Thursday, October 7, 2021

How about some coffee, Johnny?


During the Facebook outage commotion the other day, we waited for this meme to show up, and sure enough, it did...


"That guy" was an actor named Stephen Stucker. But it made me wonder if everyone who gleefully posts pictures of Stucker in his most memorable role, "Johnny," in the "Airplane!" movies, knows he is long gone from the earth.

Looking back over the 1980s, when AIDS was first recognized as a deadly killer illness, at first, it was called the "gay flu" and many people were quite insensitive. It really took courage for Rock Hudson, a longtime movie idol, to come out and admit he was gay.  And when he came down with AIDS, he went to France in search of cures not yet available here, and asked First Lady Nancy Reagan, one of his old friends from Hollywood, to intercede with French authorities in getting him into a hospital with the special treatment. 

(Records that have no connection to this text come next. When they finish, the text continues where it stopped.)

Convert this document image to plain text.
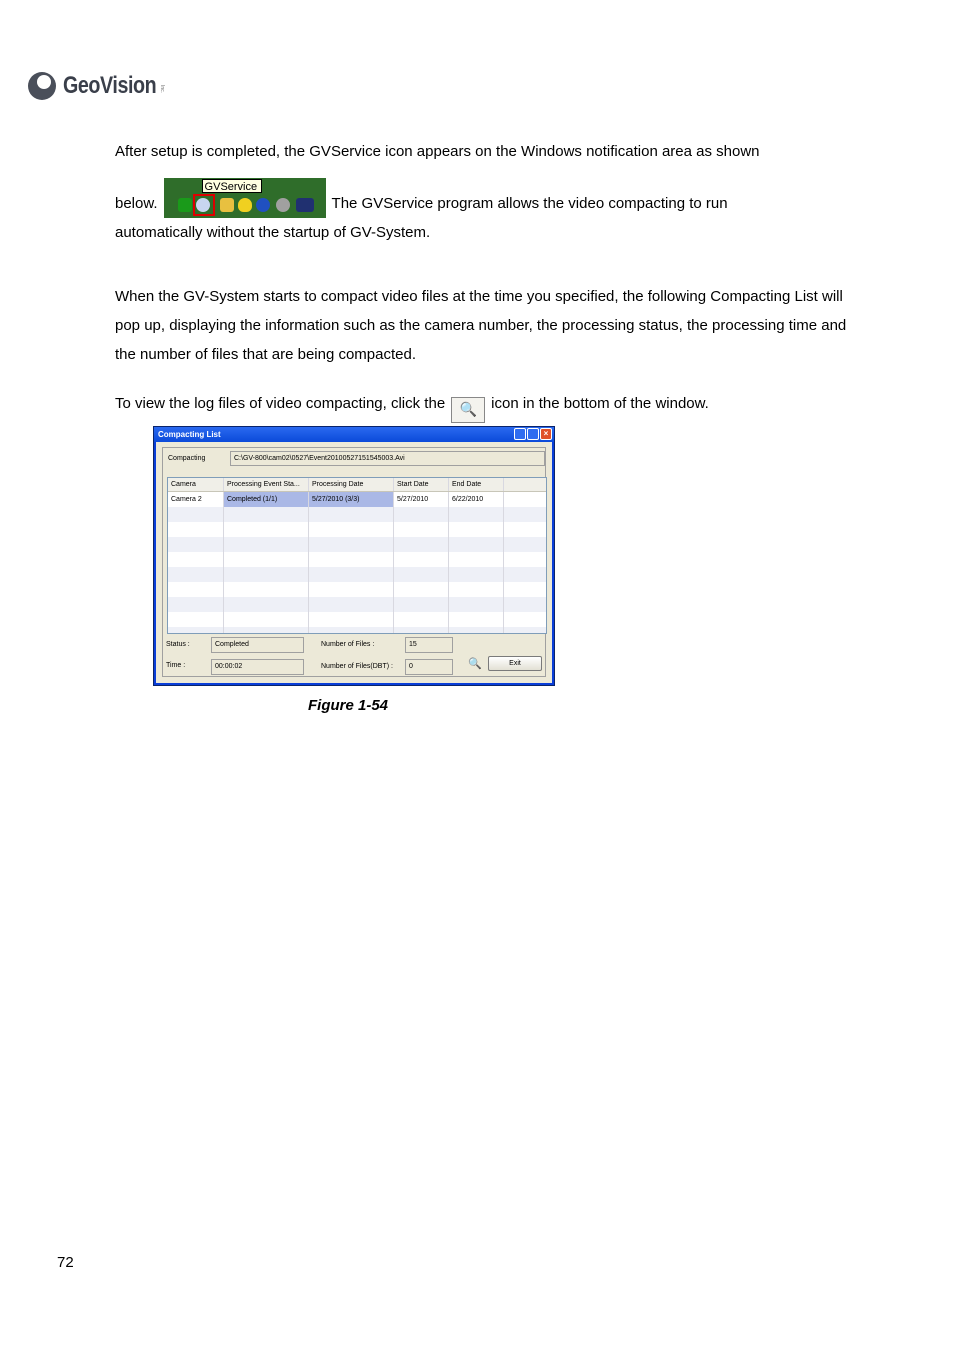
GeoVision Inc.
After setup is completed, the GVService icon appears on the Windows notification area as shown
below.
GVService
The GVService program allows the video compacting to run
automatically without the startup of GV-System.
When the GV-System starts to compact video files at the time you specified, the following Compacting List will pop up, displaying the information such as the camera number, the processing status, the processing time and the number of files that are being compacted.
To view the log files of video compacting, click the 🔍 icon in the bottom of the window.
Compacting List	×
Compacting	C:\GV-800\cam02\0527\Event20100527151545003.Avi
Camera	Processing Event Sta...	Processing Date	Start Date	End Date
Camera 2	Completed (1/1)	5/27/2010 (3/3)	5/27/2010	6/22/2010
Status :	Completed
Time :	00:00:02
Number of Files :	15
Number of Files(DBT) :	0	🔍	Exit
Figure 1-54
72
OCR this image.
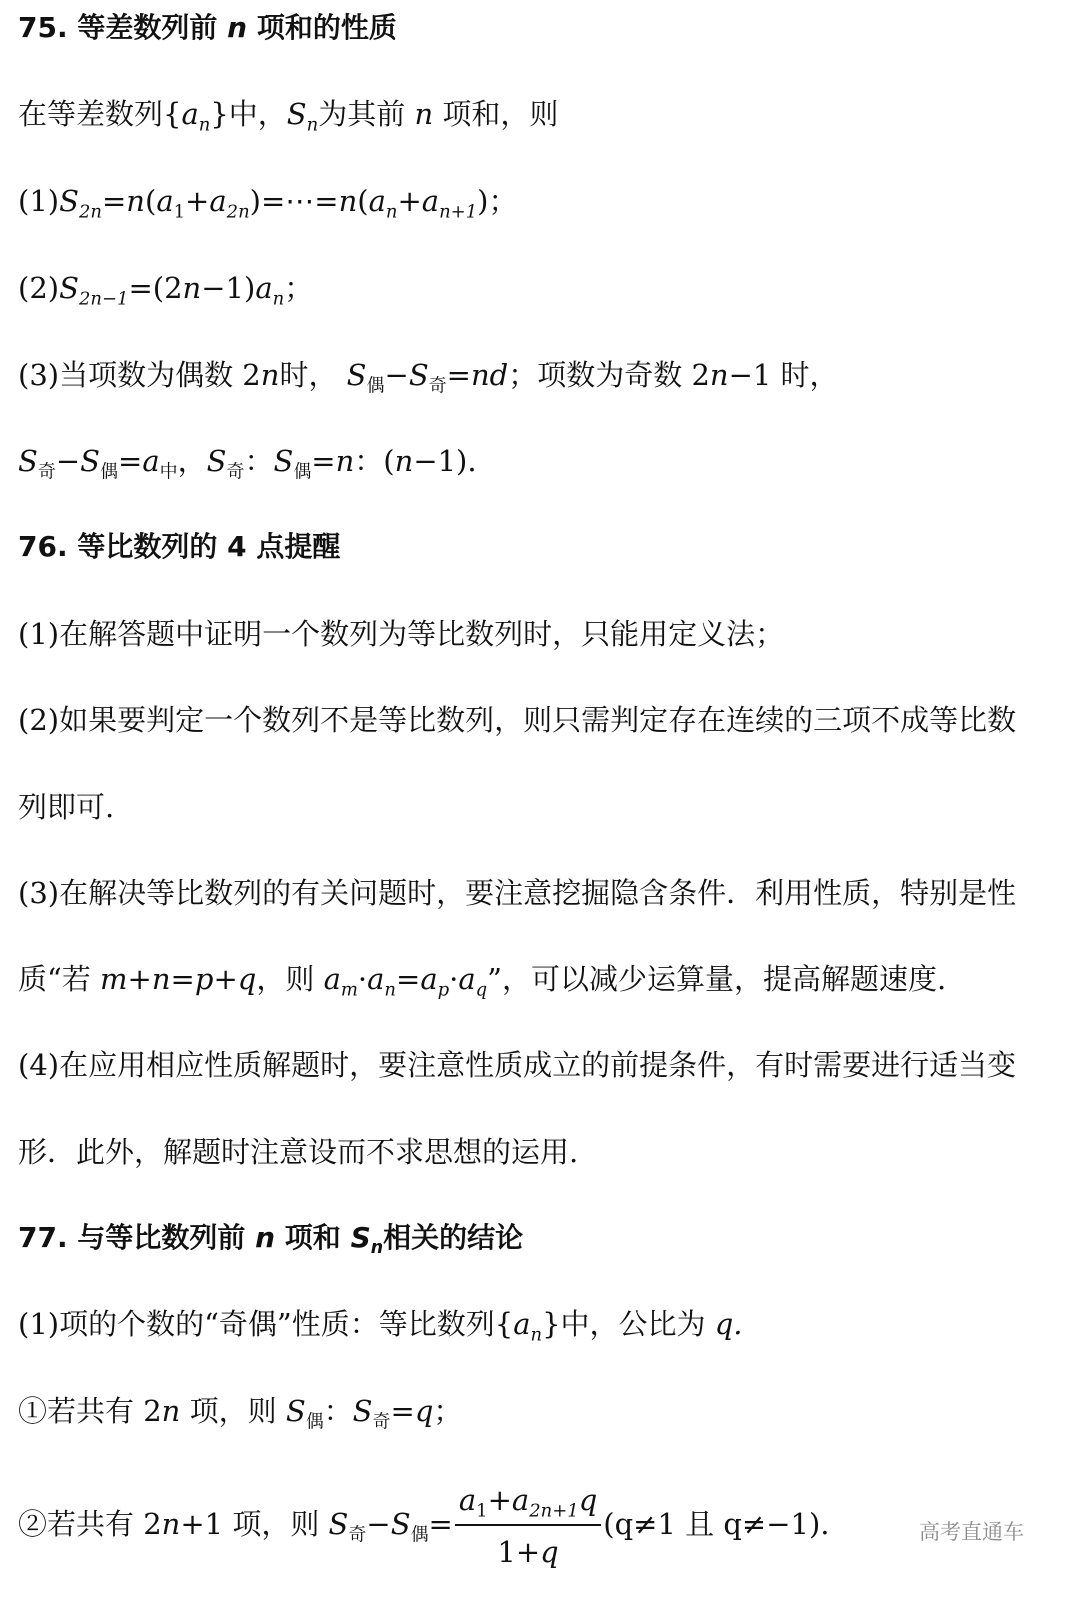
75. 等差数列前 n 项和的性质
在等差数列$\{a_n\}$中，$S_n$为其前 n 项和，则
$(1)S_{2n}=n(a_1+a_{2n})=\cdots=n(a_n+a_{n+1})$；
$(2)S_{2n-1}=(2n-1)a_n$；
(3)当项数为偶数 2n时， $S_偶-S_奇=nd$；项数为奇数 2n−1 时，
$S_奇-S_偶=a_中$，$S_奇$：$S_偶=n$：(n−1).
76. 等比数列的 4 点提醒
(1)在解答题中证明一个数列为等比数列时，只能用定义法；
(2)如果要判定一个数列不是等比数列，则只需判定存在连续的三项不成等比数
列即可.
(3)在解决等比数列的有关问题时，要注意挖掘隐含条件．利用性质，特别是性
质“若 m+n=p+q，则 $a_m\cdot a_n=a_p\cdot a_q$”，可以减少运算量，提高解题速度.
(4)在应用相应性质解题时，要注意性质成立的前提条件，有时需要进行适当变
形．此外，解题时注意设而不求思想的运用.
77. 与等比数列前 n 项和 $S_n$相关的结论
(1)项的个数的“奇偶”性质：等比数列$\{a_n\}$中，公比为 q.
①若共有 2n 项，则 $S_偶$：$S_奇=q$；
②若共有 2n+1 项，则 $S_奇-S_偶= \frac{a_1+a_{2n+1}q}{1+q} (q\ne 1$ 且 q≠−1).	高考直通车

Nancy Reagan refused her old friend the help that might have extended his life. Her husband, Ronald, was a former movie actor who somehow became president of the United States, and sat silent about AIDS until more than 25,000 Americans had died from the disease.
Back in Hollywood, Stucker was bravely and openly out about his sexuality, and played key roles in several movies until he was diagnosed and lost to the disease that many people joked about and played down. He was open about his 1984 diagnosis as well, and lived just two more years, it's sad to say.

If you've never seen "Airplane!" or the watered-down, still somewhat funny "Airplane II - The Sequel," I recommend that you check them out, and see how funny Stucker was. His answer to Lloyd Bridges should be in the list of the top ten movie lines that crack me up 40 years later.

It's just a shame that so many lives were lost while people fooled away their time. It's good to know that eventually,  AIDS was taken seriously.

By the way, the picture from the scene where Stucker pulled the plug on the airport lights shows up on memes all the time. We have to wonder if social media had existed in the 1980s, would AIDS have gotten the proper attention any sooner?